Perhaps x86/x64 is also a consideration?

I guess that all of the above potentially applies to *any* code but I'm interested to know if you've seen problems related to meta-programming in particular.

Marc Gravell said...

@Adam nothing specific leaps to mind - I do tend to validate both, but that is just because I often have extra tracing in debug. x64 vs x86 does tend to emphasise errors loading values (most notably the different forms of null). For complex IL work, I use peverify for checking.

If you want me to take at your IL code, I'd be more than happy (depending on how big it is...).

Matt Zinkevicius said...

Any technical reason for not supporting setting value type properties?
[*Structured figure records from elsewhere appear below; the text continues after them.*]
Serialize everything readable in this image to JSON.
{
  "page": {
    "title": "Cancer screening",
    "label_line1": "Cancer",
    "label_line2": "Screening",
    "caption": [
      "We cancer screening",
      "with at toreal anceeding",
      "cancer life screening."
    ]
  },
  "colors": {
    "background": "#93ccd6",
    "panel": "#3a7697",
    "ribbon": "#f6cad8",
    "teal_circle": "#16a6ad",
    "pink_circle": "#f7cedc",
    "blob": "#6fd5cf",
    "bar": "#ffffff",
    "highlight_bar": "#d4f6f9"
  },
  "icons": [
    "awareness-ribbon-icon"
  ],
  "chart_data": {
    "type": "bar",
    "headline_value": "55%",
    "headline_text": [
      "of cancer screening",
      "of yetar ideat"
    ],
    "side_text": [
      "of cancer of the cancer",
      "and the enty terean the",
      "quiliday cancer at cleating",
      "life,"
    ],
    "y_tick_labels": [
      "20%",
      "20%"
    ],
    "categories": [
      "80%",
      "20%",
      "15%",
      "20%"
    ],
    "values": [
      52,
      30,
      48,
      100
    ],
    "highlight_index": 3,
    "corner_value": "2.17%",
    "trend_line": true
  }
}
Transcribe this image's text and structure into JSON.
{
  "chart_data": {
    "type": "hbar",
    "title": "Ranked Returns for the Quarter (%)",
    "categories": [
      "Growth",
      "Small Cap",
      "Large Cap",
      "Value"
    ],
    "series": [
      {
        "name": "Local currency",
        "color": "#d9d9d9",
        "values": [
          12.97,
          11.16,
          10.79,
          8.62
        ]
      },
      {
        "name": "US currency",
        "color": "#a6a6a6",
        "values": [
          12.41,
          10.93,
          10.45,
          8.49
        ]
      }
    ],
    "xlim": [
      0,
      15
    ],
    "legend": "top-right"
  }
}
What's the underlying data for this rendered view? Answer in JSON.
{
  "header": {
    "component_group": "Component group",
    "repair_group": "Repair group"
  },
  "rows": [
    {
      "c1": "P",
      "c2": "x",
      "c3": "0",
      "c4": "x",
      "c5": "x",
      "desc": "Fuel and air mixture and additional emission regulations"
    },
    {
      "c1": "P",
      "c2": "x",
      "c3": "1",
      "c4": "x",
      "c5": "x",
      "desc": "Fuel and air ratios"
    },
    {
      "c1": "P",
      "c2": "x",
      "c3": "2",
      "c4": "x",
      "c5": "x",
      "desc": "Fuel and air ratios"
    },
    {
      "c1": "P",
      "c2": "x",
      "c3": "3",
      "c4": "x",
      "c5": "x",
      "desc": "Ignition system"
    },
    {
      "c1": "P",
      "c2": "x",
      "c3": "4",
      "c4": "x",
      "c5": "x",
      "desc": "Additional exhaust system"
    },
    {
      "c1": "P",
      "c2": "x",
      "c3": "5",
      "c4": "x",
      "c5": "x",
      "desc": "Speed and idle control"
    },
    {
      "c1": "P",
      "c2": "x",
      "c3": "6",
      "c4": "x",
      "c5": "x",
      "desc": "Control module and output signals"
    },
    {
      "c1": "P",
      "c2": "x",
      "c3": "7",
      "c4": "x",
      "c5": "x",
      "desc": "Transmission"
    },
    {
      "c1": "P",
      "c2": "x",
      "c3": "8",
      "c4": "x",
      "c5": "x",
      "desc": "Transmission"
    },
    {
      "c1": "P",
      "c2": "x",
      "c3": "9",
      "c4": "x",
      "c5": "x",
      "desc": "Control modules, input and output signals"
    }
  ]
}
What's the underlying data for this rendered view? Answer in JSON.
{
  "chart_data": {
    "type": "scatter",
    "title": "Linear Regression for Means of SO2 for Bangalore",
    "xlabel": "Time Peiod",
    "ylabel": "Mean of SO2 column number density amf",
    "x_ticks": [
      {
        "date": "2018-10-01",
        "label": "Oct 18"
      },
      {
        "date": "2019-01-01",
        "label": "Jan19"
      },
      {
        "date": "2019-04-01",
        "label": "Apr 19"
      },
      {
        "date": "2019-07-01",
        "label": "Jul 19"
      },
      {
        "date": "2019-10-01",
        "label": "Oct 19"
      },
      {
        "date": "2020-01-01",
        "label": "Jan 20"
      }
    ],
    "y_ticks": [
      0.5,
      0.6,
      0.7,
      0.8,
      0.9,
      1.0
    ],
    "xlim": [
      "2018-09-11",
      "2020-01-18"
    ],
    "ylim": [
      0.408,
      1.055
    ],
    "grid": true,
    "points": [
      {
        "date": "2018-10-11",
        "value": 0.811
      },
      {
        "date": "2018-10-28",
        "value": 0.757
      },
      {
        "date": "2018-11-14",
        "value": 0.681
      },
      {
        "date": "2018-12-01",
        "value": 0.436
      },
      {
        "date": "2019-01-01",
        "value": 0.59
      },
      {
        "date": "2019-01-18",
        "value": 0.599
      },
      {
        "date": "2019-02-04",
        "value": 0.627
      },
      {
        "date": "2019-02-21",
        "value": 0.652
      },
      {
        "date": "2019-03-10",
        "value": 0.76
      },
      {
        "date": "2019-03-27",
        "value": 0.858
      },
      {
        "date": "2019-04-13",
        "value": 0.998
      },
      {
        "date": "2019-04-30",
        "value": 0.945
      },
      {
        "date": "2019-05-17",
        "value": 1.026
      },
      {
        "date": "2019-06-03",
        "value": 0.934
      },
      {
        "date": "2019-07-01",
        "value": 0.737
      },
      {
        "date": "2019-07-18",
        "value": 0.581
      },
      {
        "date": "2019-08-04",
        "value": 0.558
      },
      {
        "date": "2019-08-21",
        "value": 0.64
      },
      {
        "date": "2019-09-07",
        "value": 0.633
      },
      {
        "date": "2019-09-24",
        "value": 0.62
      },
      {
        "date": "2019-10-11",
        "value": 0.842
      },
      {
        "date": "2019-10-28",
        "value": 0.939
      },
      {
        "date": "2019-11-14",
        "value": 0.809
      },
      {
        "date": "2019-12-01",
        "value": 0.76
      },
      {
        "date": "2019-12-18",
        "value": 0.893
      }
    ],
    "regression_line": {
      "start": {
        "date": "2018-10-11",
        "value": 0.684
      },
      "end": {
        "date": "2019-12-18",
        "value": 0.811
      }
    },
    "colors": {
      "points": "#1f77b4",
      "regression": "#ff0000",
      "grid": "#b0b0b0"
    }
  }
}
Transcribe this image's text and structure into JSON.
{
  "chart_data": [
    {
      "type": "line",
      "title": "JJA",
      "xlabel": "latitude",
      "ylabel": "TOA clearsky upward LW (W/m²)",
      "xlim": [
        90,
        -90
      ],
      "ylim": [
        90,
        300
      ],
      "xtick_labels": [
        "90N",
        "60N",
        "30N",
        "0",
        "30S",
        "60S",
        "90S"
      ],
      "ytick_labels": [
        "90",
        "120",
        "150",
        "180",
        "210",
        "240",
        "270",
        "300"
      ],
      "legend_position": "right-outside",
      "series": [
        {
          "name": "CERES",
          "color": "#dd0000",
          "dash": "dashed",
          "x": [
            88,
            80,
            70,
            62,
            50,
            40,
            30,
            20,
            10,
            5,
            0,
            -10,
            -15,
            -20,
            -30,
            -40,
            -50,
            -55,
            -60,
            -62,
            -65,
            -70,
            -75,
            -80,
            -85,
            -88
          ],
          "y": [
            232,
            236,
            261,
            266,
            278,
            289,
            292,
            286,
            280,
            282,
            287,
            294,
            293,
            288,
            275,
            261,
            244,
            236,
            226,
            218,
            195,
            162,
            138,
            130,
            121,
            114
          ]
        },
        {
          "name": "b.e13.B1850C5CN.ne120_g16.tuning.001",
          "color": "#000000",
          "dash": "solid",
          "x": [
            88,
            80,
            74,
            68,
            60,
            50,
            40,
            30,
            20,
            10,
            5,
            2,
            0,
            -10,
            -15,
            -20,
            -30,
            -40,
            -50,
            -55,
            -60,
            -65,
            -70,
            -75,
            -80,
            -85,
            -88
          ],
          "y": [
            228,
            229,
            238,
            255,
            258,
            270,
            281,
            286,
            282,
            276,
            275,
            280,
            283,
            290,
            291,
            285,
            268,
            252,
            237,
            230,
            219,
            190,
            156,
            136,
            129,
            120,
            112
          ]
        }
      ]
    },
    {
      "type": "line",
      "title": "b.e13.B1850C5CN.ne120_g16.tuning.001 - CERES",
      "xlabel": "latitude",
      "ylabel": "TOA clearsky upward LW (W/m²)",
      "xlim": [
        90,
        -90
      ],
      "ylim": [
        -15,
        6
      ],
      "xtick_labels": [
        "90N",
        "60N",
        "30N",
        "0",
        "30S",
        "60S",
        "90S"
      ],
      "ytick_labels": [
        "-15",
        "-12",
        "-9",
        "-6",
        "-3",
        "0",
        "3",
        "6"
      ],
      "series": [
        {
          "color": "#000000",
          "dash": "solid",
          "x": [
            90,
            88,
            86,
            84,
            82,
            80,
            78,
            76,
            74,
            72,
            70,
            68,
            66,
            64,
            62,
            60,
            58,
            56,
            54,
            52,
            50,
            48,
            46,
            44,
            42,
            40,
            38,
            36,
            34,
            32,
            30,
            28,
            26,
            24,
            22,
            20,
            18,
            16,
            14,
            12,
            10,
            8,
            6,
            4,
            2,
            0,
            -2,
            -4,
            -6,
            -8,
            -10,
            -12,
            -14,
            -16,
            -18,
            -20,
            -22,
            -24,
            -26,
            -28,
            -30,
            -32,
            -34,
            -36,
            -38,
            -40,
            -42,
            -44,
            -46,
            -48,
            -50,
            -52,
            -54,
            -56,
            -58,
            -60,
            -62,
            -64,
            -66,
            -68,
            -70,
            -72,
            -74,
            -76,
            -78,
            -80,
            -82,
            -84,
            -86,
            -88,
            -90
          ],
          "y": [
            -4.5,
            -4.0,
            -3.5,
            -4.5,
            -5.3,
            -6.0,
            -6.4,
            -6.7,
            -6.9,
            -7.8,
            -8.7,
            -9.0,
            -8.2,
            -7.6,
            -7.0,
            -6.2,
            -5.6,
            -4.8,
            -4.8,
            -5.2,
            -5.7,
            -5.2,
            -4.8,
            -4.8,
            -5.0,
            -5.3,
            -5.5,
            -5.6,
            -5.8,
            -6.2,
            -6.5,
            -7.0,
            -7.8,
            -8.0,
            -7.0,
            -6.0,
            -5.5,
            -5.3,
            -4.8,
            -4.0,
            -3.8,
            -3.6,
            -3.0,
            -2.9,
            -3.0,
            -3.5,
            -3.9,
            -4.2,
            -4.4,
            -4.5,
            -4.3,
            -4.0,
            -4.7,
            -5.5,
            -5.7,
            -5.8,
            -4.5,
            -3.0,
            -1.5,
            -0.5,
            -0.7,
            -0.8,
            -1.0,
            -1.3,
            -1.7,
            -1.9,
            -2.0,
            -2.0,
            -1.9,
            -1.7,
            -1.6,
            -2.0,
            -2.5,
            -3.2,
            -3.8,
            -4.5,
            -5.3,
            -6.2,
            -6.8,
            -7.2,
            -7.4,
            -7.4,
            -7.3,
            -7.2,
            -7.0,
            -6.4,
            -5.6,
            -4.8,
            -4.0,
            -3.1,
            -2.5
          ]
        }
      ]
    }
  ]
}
As-is, I'll have to leave a reflection path in my code to handle structs.

Cheers.

Marc Gravell said...

@Matt yes; to get/set the value, I need to unbox the value - but at that point I am no longer editing the same value. To do that I would need an API that either took the object as "ref" (which is not very convenient), or returned a freshly boxed object each time. In *either* case, I would be unboxing and boxing the object each time

Adam Ralph said...

@Marc - thanks very much for the offer. IIRC, the code is rather involved and tightly coupled, but if/when I get round to looking at it and if I can isolate an example of the specific problem then I may take you up on that.

Anonymous said...

What's the "with tools like Expression or ILGenerator – but most people like keeping hold of their sanity" suppose to mean? That's its hard or complex to use or something..? or..?

Marc Gravell said...

@Anonymous they are a little out of most app-developers' experience, and both of them demand a very different approach to most code, and a bit more knowledge of CLI internals than you normally need (C# hides a lot of grungy details).

Marks said...

Thank you for the FastMember.

Do you plan add some API for methods calling ?

Marc Gravell said...

@Marks that isn't usually as common - did you have a specific use-case in mind?

alex Degrand said...

Nice work!
I have noticed that:

rowValue=DbNull.value;
accessor[obj, propName] = rowValue;
=> cast exception even if propName of type nullable.

Marc Gravell said...

@Alex that is entirely expected; it is not legal to assign DnNull to something like int?, either in the language or runtime. Frankly I don't know why they even included DbNull, when regular null works just fine.

Use null!

Sean Kearon said...

This is super useful stuff - thanks!

In case you're interested, I've added field and property name caching to TypeAccessor. If you want to take a look, it's in my clone here.

theMan said...

The good thing about HyperDescriptor is that you only had to attach the types to it and the TypeDescriptor would work a lot faster, with FastMember you have to change your existing code in order to use it

Marc Gravell said...

@theMan indeed; similar but different usage scenario is intended.

Maciej said...

This is GREAT code.

However I think there is one word of comment missing in the post. As long as you have lots of objects and need to access their properties only a few times, you are be better off with reflection. Generating IL code is very expensive. But you're far better expert on that so I won't argue.

Marc Gravell said...

@Maciej if you have lots of *objects*, but limited numbers of *types*, then there is no contest: IL / FastMember will stomp all over reflection. Even with lots of types, it really doesn't take much reflection for it to exceed the IL generation cost. The `Emit` code here is *not* very expensive at all. Frankly, unless you have a very specific edge-case scenario in mind, I don't think that is a valid concern.

Unknown said...

Hi! Great library indeed. I was just wondering, how can I check if a Property/Method exist?

Dim oAcc As ObjectAccessor = ObjectAccessor.Create(obj)

oAcc("NotExistingProperty") = "dummy"

above code throws me an ArgumentOutOfRangeException

Shailesh said...

Hi Marc, Great work!!! Thanks. I came across one minor glitch for Virtual Properties when the inherited type overrides just the setter and not the getter. The logic can't detect the base classes getter.